Wednesday, April 25, 2018
More on sygetics.
Bearing silence is the "logic" of philosophy inasmuch as philosophy asks the basic question out of the other beginning. Philosophy seeks the truth of the essential occurrence of beyng, and this truth is the intimating-resonating concealment (the mystery) of the event (the hesitant withholding).
We can never say beyng itself immediately, especially if beyng is leaped to in the leap. For every saying arises from beyng and speaks out of the truth of beyng. All words, and thereby all logic, stand under the power of beyng. The essence of "logic" is therefore sigetics in which the essence of language is first grasped as well.
Contributions, p. 63
“Sigetic” is a rejoinder to the logical tradition, just as sigan is a counterpart to legein. “Sigetic” is an artificial term, and Heidegger warns us not to be satisfied with introducing it as a technical concept that will replace “logic” in some “system” of Heideggerian philosophy. Neither is sigetic an irrationalist rejection of logic; it does not invalidate the correctness of logic within its own domain, but this domain is limited and made possible by the domain of sigetic.

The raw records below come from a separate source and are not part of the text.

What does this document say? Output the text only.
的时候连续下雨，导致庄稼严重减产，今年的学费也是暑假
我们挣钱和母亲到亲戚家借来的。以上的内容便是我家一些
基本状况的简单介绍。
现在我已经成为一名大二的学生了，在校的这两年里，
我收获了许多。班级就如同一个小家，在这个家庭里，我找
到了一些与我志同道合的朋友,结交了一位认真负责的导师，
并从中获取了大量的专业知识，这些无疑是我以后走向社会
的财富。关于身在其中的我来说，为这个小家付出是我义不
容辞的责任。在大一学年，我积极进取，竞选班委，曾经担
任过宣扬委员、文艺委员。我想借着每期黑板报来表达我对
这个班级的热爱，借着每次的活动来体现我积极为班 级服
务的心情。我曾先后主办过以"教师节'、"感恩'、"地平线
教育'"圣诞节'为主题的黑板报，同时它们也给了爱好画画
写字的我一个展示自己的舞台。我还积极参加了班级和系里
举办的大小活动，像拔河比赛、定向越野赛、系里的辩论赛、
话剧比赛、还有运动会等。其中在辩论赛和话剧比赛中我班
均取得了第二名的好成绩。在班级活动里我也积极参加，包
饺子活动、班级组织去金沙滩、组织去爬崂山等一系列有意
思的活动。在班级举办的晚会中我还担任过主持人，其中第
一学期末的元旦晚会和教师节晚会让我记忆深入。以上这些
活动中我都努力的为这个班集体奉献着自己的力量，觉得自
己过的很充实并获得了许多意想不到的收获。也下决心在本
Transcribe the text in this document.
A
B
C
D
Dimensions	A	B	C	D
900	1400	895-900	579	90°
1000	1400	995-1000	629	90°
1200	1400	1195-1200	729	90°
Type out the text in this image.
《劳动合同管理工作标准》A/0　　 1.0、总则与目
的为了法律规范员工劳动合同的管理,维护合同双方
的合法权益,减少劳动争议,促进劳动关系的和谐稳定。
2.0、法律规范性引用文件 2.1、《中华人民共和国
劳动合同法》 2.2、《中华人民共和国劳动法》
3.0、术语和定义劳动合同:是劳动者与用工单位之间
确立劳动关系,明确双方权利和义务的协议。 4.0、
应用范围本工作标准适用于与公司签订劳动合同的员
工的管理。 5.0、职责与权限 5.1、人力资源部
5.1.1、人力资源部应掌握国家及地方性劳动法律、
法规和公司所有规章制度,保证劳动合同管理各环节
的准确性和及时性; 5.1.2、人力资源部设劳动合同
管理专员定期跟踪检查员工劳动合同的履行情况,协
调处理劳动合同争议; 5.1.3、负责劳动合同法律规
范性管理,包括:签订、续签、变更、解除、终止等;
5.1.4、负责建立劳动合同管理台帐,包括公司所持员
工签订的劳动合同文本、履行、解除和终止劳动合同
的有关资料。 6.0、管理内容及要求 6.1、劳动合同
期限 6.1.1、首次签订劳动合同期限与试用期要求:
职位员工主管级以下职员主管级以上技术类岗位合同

Telling silence includes the logic of beingness, just as the grounding question incorporates and transforms the guiding question. In other words, the question of how be-ing essentially happens includes the search for the universal characteristics of beings, while changing the meaning of this search; in just the same way, sigetic incorporates logic.
Richard Polt, The Emergency of Being, p. 129
Surprisingly, sygetics doesn't come up in Berel Lang's Heidegger's Silence.